Page:Lytton - Les derniers jours de Pompéi, 1859.djvu/291

Cette page n’a pas encore été corrigée
279
DE POMPÉI


_____________________________


CHAPITRE VI.

Réunion de différents personnages. — Des fleuves qui, en apparence, coulaient séparément, unissent leurs eaux dans le même golfe.


Impatient de savoir si la potion fatale avait été administrée et quel effet elle avait pu produire, Arbacès résolut, ce soir-là même, de se rendre chez Julia, pour satisfaire sa curiosité. Il était d’usage, je l’ai déjà fait remarquer, que les hommes sortissent à cette époque avec leurs tablettes et leur style attachés à leur ceinture ; ils ne les déposaient que dans leur intérieur. En réalité, sous la forme d’un instrument qui servait à écrire, ils portaient avec eux dans ce style une arme aiguë et formidable[1]. Ce fut avec le style que Cassius frappa César dans le sénat. Prenant donc sa ceinture et son manteau, Arbacès sortit de sa maison, en maintenant avec un long bâton ses pas encore faibles, quoique l’espoir et la vengeance eussent conspiré, avec ses profondes connaissances médicales, à rétablir ses forces naturelles. Il prit le chemin de la maison de campagne de Diomède.

Quel beau clair de lune que celui des pays du Sud ! dans ces climats, la nuit et le jour se confondent si rapidement, que le crépuscule met à peine un intervalle entre la venue de l’une et le départ de l’autre. Un instant de pourpre plus foncé dans les nues, mille teintes roses sur les eaux !… une ombre à moitié victorieuse de la lumière !… et les étoiles innombrables éclatent aussitôt dans les cieux… la lune monte d’un prompt essor… la nuit a recommencé son règne.
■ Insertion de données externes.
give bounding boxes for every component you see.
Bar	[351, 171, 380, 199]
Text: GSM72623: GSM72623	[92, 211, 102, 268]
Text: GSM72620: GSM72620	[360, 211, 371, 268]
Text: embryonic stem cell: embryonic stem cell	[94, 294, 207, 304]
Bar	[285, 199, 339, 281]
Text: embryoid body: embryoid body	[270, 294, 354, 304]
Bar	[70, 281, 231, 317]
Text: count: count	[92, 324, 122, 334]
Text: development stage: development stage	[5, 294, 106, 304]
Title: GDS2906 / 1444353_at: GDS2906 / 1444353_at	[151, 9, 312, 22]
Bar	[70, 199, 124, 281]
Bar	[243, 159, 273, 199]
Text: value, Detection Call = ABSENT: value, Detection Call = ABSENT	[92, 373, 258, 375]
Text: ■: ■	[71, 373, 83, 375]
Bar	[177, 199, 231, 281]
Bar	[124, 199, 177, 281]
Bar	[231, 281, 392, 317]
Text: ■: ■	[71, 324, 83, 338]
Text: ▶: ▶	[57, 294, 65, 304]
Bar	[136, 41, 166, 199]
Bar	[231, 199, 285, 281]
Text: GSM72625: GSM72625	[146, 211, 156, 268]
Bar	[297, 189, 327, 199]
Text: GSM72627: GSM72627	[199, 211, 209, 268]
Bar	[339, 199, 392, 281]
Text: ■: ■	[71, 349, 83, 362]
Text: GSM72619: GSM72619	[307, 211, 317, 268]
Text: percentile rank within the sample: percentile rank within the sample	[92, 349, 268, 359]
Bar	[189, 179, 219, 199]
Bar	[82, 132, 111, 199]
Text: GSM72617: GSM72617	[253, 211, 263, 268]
L’astre de la nuit éclairait d’une lumière douce et brillante l’antique bosquet consacré à Cybèle… Les arbres majestueux dont l’âge remontait au delà même de la tradition jetaient leurs longues ombres sur la terre, tandis qu’à travers les ouvertures de leurs branches, scintillaient les étoiles. La blancheur du sacellum situé au milieu du bosquet, et environné d’un sombre feuillage, présentait quelque chose d’abrupt et de frappant ; il

  1. … De ce style est provenu sans doute le stylet des Italiens.